Zum § 24 machte der Finanzminister die Besorgnis geltend, daß, wenn den Berechtigten ein volles Dritteil der von ihnen erweislich genossenen Bezüge als Entschädigung vorschußweise vom Staate flüssig gemacht würde, dies wahrscheinlich eine allzu große Last für die Finanzen bilden würde, nachdem die hierüber von den Berechtigten anzustellenden Berechnungen ohne Zweifel weit höher ausfallen würden als nach den für die definitive Bemessung der Entschädigung im Patente festgesetzten Grundsätzen. Es wird daher dieser Paragraph neu redigiert werden, in dem Sinne, daß dort, wo die Materialien zur definitiven Entschädigungsberechnung bereits vorhanden sind, sich bei der Vorschußleistung auch daran zu halten sei.

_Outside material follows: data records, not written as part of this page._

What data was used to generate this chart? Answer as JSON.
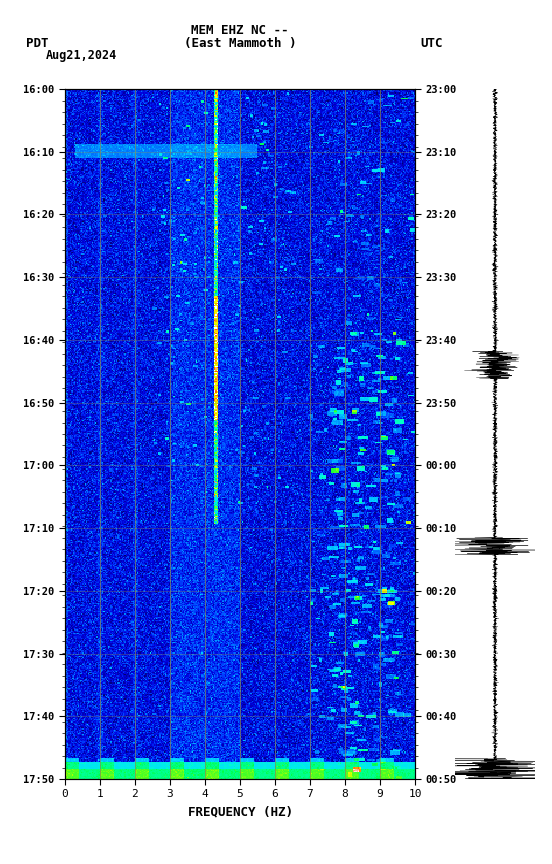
{
  "title_line1": "MEM EHZ NC --",
  "title_line2": "(East Mammoth )",
  "left_label": "PDT",
  "date_label": "Aug21,2024",
  "right_label": "UTC",
  "xlabel": "FREQUENCY (HZ)",
  "freq_min": 0,
  "freq_max": 10,
  "pdt_ticks": [
    "16:00",
    "16:10",
    "16:20",
    "16:30",
    "16:40",
    "16:50",
    "17:00",
    "17:10",
    "17:20",
    "17:30",
    "17:40",
    "17:50"
  ],
  "utc_ticks": [
    "23:00",
    "23:10",
    "23:20",
    "23:30",
    "23:40",
    "23:50",
    "00:00",
    "00:10",
    "00:20",
    "00:30",
    "00:40",
    "00:50"
  ],
  "freq_ticks": [
    0,
    1,
    2,
    3,
    4,
    5,
    6,
    7,
    8,
    9,
    10
  ],
  "n_time": 600,
  "n_freq": 300,
  "grid_color": "#888855",
  "cmap_colors": [
    [
      0.0,
      "#000055"
    ],
    [
      0.08,
      "#000099"
    ],
    [
      0.2,
      "#0000dd"
    ],
    [
      0.32,
      "#0044ff"
    ],
    [
      0.44,
      "#0099ff"
    ],
    [
      0.54,
      "#00ddff"
    ],
    [
      0.63,
      "#00ffcc"
    ],
    [
      0.72,
      "#00ff44"
    ],
    [
      0.8,
      "#aaff00"
    ],
    [
      0.87,
      "#ffff00"
    ],
    [
      0.93,
      "#ffaa00"
    ],
    [
      0.97,
      "#ff4400"
    ],
    [
      1.0,
      "#ffffff"
    ]
  ]
}
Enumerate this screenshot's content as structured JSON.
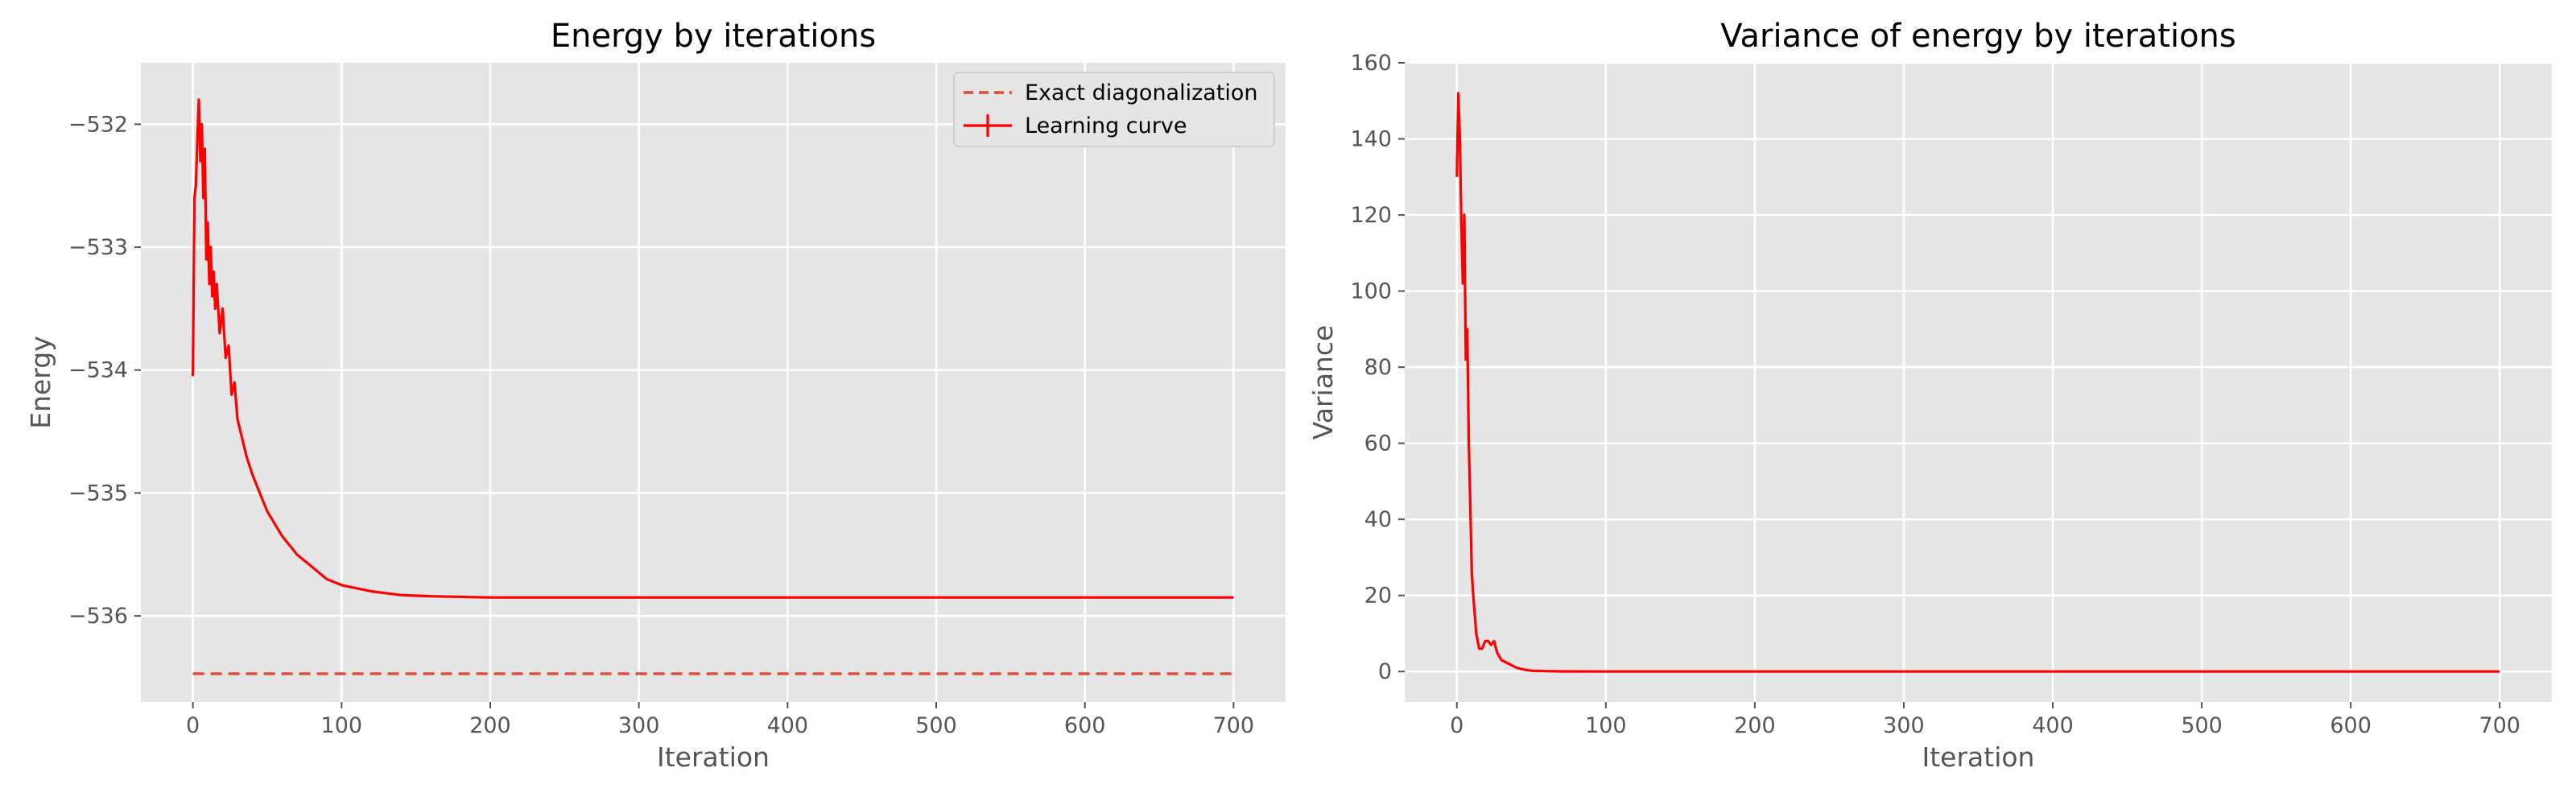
{
  "chart_data": [
    {
      "type": "line",
      "title": "Energy by iterations",
      "xlabel": "Iteration",
      "ylabel": "Energy",
      "xlim": [
        -35,
        735
      ],
      "ylim": [
        -536.7,
        -531.5
      ],
      "xticks": [
        0,
        100,
        200,
        300,
        400,
        500,
        600,
        700
      ],
      "xtick_labels": [
        "0",
        "100",
        "200",
        "300",
        "400",
        "500",
        "600",
        "700"
      ],
      "yticks": [
        -532,
        -533,
        -534,
        -535,
        -536
      ],
      "ytick_labels": [
        "−532",
        "−533",
        "−534",
        "−535",
        "−536"
      ],
      "grid": true,
      "legend_position": "top-right",
      "series": [
        {
          "name": "Exact diagonalization",
          "style": "dashed",
          "color": "#e24a33",
          "x": [
            0,
            700
          ],
          "y": [
            -536.47,
            -536.47
          ]
        },
        {
          "name": "Learning curve",
          "style": "solid",
          "color": "#ff0000",
          "x": [
            0,
            1,
            2,
            3,
            4,
            5,
            6,
            7,
            8,
            9,
            10,
            11,
            12,
            13,
            14,
            15,
            16,
            18,
            20,
            22,
            24,
            26,
            28,
            30,
            33,
            36,
            40,
            45,
            50,
            55,
            60,
            70,
            80,
            90,
            100,
            120,
            140,
            160,
            200,
            300,
            400,
            500,
            600,
            700
          ],
          "y": [
            -534.05,
            -532.6,
            -532.5,
            -532.1,
            -531.8,
            -532.3,
            -532.0,
            -532.6,
            -532.2,
            -533.1,
            -532.8,
            -533.3,
            -533.0,
            -533.4,
            -533.2,
            -533.5,
            -533.3,
            -533.7,
            -533.5,
            -533.9,
            -533.8,
            -534.2,
            -534.1,
            -534.4,
            -534.55,
            -534.7,
            -534.85,
            -535.0,
            -535.15,
            -535.25,
            -535.35,
            -535.5,
            -535.6,
            -535.7,
            -535.75,
            -535.8,
            -535.83,
            -535.84,
            -535.85,
            -535.85,
            -535.85,
            -535.85,
            -535.85,
            -535.85
          ]
        }
      ]
    },
    {
      "type": "line",
      "title": "Variance of energy by iterations",
      "xlabel": "Iteration",
      "ylabel": "Variance",
      "xlim": [
        -35,
        735
      ],
      "ylim": [
        -8,
        160
      ],
      "xticks": [
        0,
        100,
        200,
        300,
        400,
        500,
        600,
        700
      ],
      "xtick_labels": [
        "0",
        "100",
        "200",
        "300",
        "400",
        "500",
        "600",
        "700"
      ],
      "yticks": [
        0,
        20,
        40,
        60,
        80,
        100,
        120,
        140,
        160
      ],
      "ytick_labels": [
        "0",
        "20",
        "40",
        "60",
        "80",
        "100",
        "120",
        "140",
        "160"
      ],
      "grid": true,
      "series": [
        {
          "style": "solid",
          "color": "#ff0000",
          "x": [
            0,
            1,
            2,
            3,
            4,
            5,
            6,
            7,
            8,
            9,
            10,
            11,
            12,
            13,
            15,
            17,
            19,
            21,
            23,
            25,
            27,
            30,
            35,
            40,
            45,
            50,
            60,
            70,
            100,
            200,
            400,
            700
          ],
          "y": [
            130,
            152,
            140,
            118,
            102,
            120,
            82,
            90,
            60,
            44,
            26,
            20,
            15,
            10,
            6,
            6,
            8,
            8,
            7,
            8,
            5,
            3,
            2,
            1,
            0.5,
            0.2,
            0.1,
            0.05,
            0,
            0,
            0,
            0
          ]
        }
      ]
    }
  ]
}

§ 25 „nachträglich zu entrichten“ statt „unweigerlich“.
Die Paragraphen wegen des Mortuars und Laudemiums, dann wegen der Rückstände, wurden des Zusammenhanges wegen unmittelbar nach § 25 gereiht.
§ 30 lautet der erste Satz nach der neuen Redaktion: „Besondere Verordnungen werden die Zusammensetzung der Kommissionen feststellen und das Verfahren der erwähnten Schiedsgerichte regeln.“7 Im zweiten Satze „Errichtung“ statt „Kreierung“.

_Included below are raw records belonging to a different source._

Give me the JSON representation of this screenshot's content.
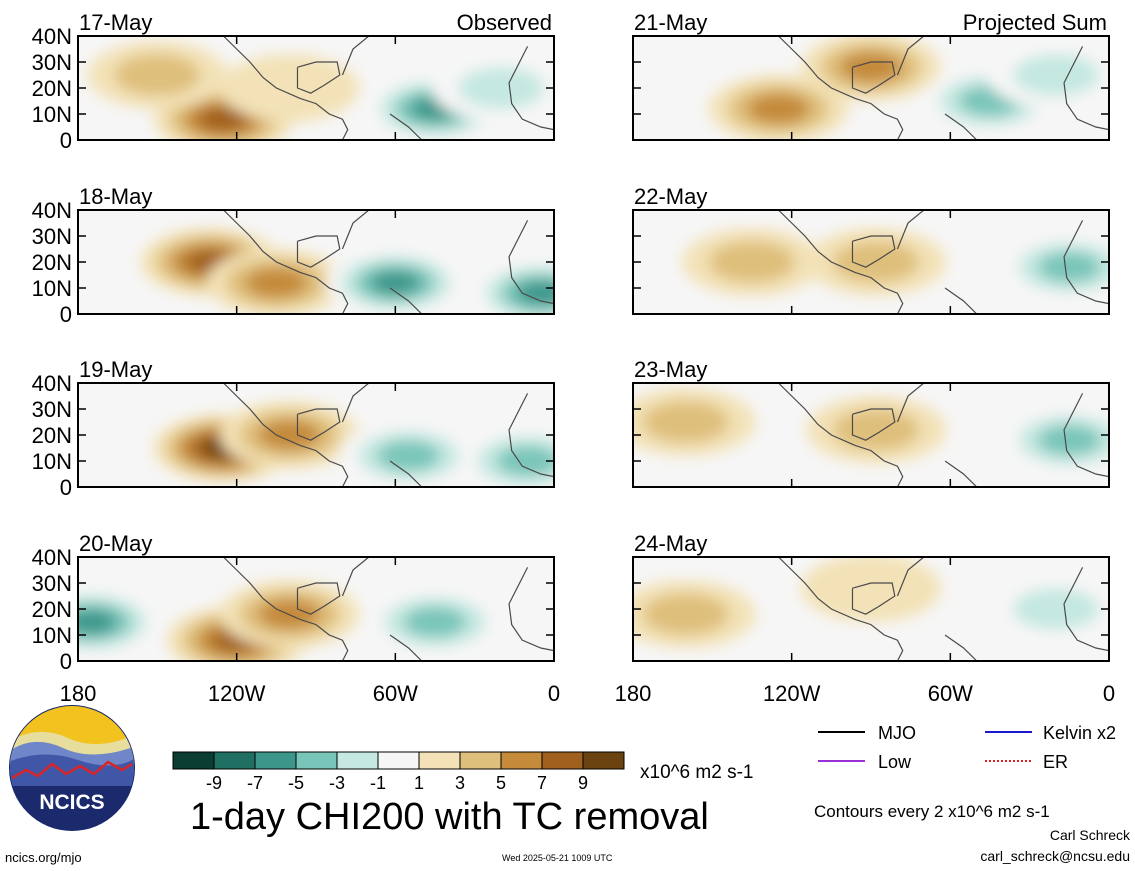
{
  "chart_data": {
    "type": "heatmap",
    "title": "1-day CHI200 with TC removal",
    "columns": [
      "Observed",
      "Projected Sum"
    ],
    "x_ticks": [
      "180",
      "120W",
      "60W",
      "0"
    ],
    "y_ticks": [
      "40N",
      "30N",
      "20N",
      "10N",
      "0"
    ],
    "xlim": [
      180,
      360
    ],
    "ylim": [
      0,
      40
    ],
    "panels": [
      {
        "date": "17-May",
        "column": "Observed",
        "anomalies": [
          {
            "lon": 125,
            "lat": 8,
            "value": 7
          },
          {
            "lon": 150,
            "lat": 25,
            "value": 3
          },
          {
            "lon": 100,
            "lat": 20,
            "value": 1
          },
          {
            "lon": 45,
            "lat": 12,
            "value": -7
          },
          {
            "lon": 20,
            "lat": 20,
            "value": -3
          }
        ]
      },
      {
        "date": "18-May",
        "column": "Observed",
        "anomalies": [
          {
            "lon": 130,
            "lat": 20,
            "value": 7
          },
          {
            "lon": 105,
            "lat": 12,
            "value": 5
          },
          {
            "lon": 60,
            "lat": 12,
            "value": -7
          },
          {
            "lon": 5,
            "lat": 8,
            "value": -7
          }
        ]
      },
      {
        "date": "19-May",
        "column": "Observed",
        "anomalies": [
          {
            "lon": 125,
            "lat": 15,
            "value": 9
          },
          {
            "lon": 100,
            "lat": 20,
            "value": 5
          },
          {
            "lon": 55,
            "lat": 12,
            "value": -5
          },
          {
            "lon": 10,
            "lat": 10,
            "value": -5
          }
        ]
      },
      {
        "date": "20-May",
        "column": "Observed",
        "anomalies": [
          {
            "lon": 120,
            "lat": 8,
            "value": 7
          },
          {
            "lon": 100,
            "lat": 18,
            "value": 5
          },
          {
            "lon": 175,
            "lat": 15,
            "value": -7
          },
          {
            "lon": 45,
            "lat": 15,
            "value": -5
          }
        ]
      },
      {
        "date": "21-May",
        "column": "Projected Sum",
        "anomalies": [
          {
            "lon": 90,
            "lat": 28,
            "value": 5
          },
          {
            "lon": 125,
            "lat": 12,
            "value": 5
          },
          {
            "lon": 45,
            "lat": 15,
            "value": -5
          },
          {
            "lon": 20,
            "lat": 25,
            "value": -3
          }
        ]
      },
      {
        "date": "22-May",
        "column": "Projected Sum",
        "anomalies": [
          {
            "lon": 135,
            "lat": 20,
            "value": 3
          },
          {
            "lon": 88,
            "lat": 20,
            "value": 3
          },
          {
            "lon": 15,
            "lat": 18,
            "value": -5
          }
        ]
      },
      {
        "date": "23-May",
        "column": "Projected Sum",
        "anomalies": [
          {
            "lon": 160,
            "lat": 25,
            "value": 3
          },
          {
            "lon": 88,
            "lat": 22,
            "value": 3
          },
          {
            "lon": 15,
            "lat": 18,
            "value": -5
          }
        ]
      },
      {
        "date": "24-May",
        "column": "Projected Sum",
        "anomalies": [
          {
            "lon": 160,
            "lat": 18,
            "value": 3
          },
          {
            "lon": 90,
            "lat": 28,
            "value": 1
          },
          {
            "lon": 20,
            "lat": 20,
            "value": -3
          }
        ]
      }
    ],
    "colorbar": {
      "ticks": [
        "-9",
        "-7",
        "-5",
        "-3",
        "-1",
        "1",
        "3",
        "5",
        "7",
        "9"
      ],
      "units": "x10^6 m2 s-1",
      "colors": [
        "#0c3d33",
        "#1f6f62",
        "#3d968a",
        "#79c5b9",
        "#c5e8e1",
        "#f6f6f6",
        "#f3e2b7",
        "#dfbf7c",
        "#c58a3a",
        "#a0611e",
        "#6b4310"
      ]
    },
    "legend": [
      {
        "label": "MJO",
        "color": "#000000",
        "style": "solid"
      },
      {
        "label": "Kelvin x2",
        "color": "#1818c8",
        "style": "solid"
      },
      {
        "label": "Low",
        "color": "#9a2fd6",
        "style": "solid"
      },
      {
        "label": "ER",
        "color": "#e02020",
        "style": "dotted"
      }
    ],
    "contours_note": "Contours every 2 x10^6 m2 s-1"
  },
  "footer": {
    "left": "ncics.org/mjo",
    "timestamp": "Wed 2025-05-21 1009 UTC",
    "author": "Carl Schreck",
    "email": "carl_schreck@ncsu.edu"
  },
  "logo": {
    "text": "NCICS"
  }
}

Der § 32 wurde gestrichen und beschlossen, das gegenwärtige Patent auch in der Provinz Tirol in Anwendung treten zu lassen, nachdem die öffentliche Stimme in diesem Lande, welche früher die Entschädigungsverhandlung nach den Beschlüssen des dortigen Landtages abgesondert durchgeführt haben wollte, nunmehr den Wunsch ausgesprochen hat, nach denselben Grundsätzen wie die übrigen Länder behandelt zu werden8. Es werden daher nur für Galizien besondere Anordnungen über diesen Gegenstand mittelst eines eigenen Patents zu erlassen sein9.

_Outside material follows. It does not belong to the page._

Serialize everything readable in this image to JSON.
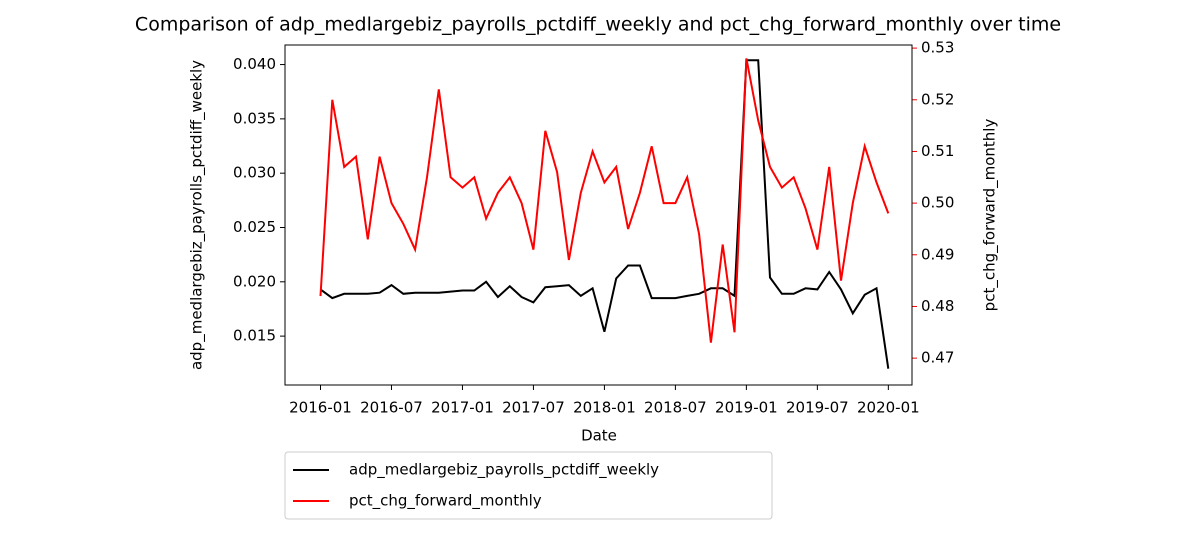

Nach § 33 wurde demnach ein Paragraph folgenden Inhaltes eingeschaltet: § 34. „Die Bestimmungen dieses Patents finden sofort in allen Gebietsteilen, für welche das Gesetz vom 7. September 1848 erlassen wurde, ihre Anwendung.“
Mit Rücksicht auf die vorstehenden Beschlüsse wird das Entschädigungspatent seiner definitiven Redaktion unterzogen werden10.
IV. Russisches Darlehen
Der Minister des Äußern verlas eine von dem k.k. Botschafter in Petersburg erhaltene Depesche, wonach der Kaiser von Rußland seine Bereitwilligkeit ausgesprochen || S. 113 PDF || hat, die österreichischen Finanzen mit einem Anlehen zu unterstützen, dessen Valuta zwar nicht in Silber, aber in französischen Papieren bezahlt würde11.